P3 - Warning (Slack, async):

Drift indicators exceeding threshold
Token usage trending upward
Quality score variance increasing
Projected monthly cost exceeding budget

Alert on Derivatives

For AI systems, I find alerting on rate of change more useful than absolute thresholds:

# Alert on quality degradation rate
- alert: AIQualityDegrading
  expr: deriv(ai_task_quality_score[1h]) < -0.1
  for: 30m
  labels:
    severity: warning
  annotations:
    summary: "AI quality score declining rapidly"

Anomaly Detection

Given the variability of AI outputs, statistical anomaly detection often works better than fixed thresholds:

- alert: AILatencyAnomaly
  expr: |
    ai_request_duration_seconds:rate5m 
    > (ai_request_duration_seconds:rate5m offset 1d) * 1.5
  for: 15m

Runbook Integration

Every AI alert needs a runbook. Common investigation steps:

Check if provider reported an incident
Review recent prompt/model configuration changes
Sample recent requests for quality issues
Check input distribution for anomalies
Verify RAG retrieval quality (if applicable)

Conclusion

AI observability is still an emerging practice. The metrics and approaches I’ve outlined here have evolved from real production incidents—the hallucination that made it to a customer, the cost spike that burned through a month’s budget in a day, the subtle quality degradation that took weeks to notice.

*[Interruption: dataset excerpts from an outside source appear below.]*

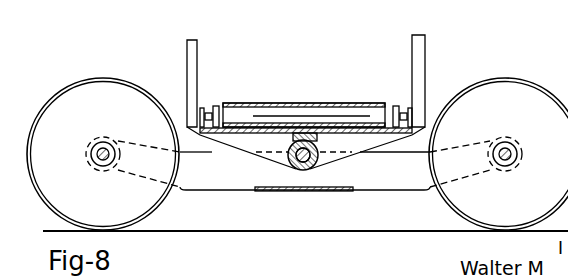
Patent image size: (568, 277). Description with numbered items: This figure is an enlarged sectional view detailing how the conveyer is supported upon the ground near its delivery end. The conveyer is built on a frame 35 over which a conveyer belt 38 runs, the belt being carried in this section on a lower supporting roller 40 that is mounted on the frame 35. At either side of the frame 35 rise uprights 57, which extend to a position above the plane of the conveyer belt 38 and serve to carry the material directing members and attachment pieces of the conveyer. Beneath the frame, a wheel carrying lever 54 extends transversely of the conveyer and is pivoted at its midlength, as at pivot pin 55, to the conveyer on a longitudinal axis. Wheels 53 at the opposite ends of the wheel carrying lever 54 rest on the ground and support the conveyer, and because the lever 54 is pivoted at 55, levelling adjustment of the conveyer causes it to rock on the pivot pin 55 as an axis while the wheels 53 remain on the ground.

The wheels 53 is at (108, 90).
The wheel carrying lever 54 is at (385, 185).
The pivot pin 55 is at (300, 170).
The frame 35 is at (419, 53).
The uprights 57 is at (197, 54).
The lower supporting rollers 40 is at (265, 113).
The conveyer belt 38 is at (343, 104).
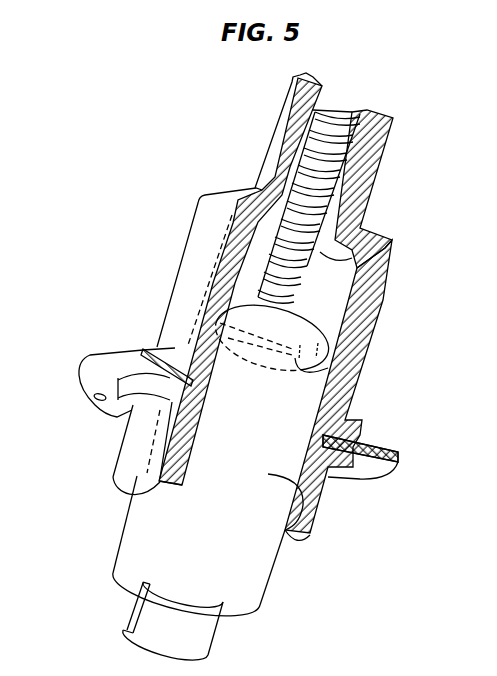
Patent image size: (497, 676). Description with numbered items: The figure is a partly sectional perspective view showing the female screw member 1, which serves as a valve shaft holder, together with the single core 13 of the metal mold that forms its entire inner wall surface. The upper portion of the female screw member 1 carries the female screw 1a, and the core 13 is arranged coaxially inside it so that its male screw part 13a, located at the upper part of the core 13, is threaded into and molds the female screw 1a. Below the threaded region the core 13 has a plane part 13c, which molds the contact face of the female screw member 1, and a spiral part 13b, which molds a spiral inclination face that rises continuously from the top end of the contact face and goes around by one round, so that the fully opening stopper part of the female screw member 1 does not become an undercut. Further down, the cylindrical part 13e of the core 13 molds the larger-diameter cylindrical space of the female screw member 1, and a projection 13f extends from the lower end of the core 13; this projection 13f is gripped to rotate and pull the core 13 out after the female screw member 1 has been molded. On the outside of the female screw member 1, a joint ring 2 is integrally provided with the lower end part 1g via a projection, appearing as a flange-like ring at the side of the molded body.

Start with the basics: latency, tokens, errors, and cost. Then layer in quality signals appropriate to your use case. Build dashboards that tell the full story, not just the infrastructure story. Alert on what matters to users, not just what’s easy to measure.

The goal isn’t perfect observability—it’s having enough signal to catch problems before your users do, and enough data to debug them when they occur.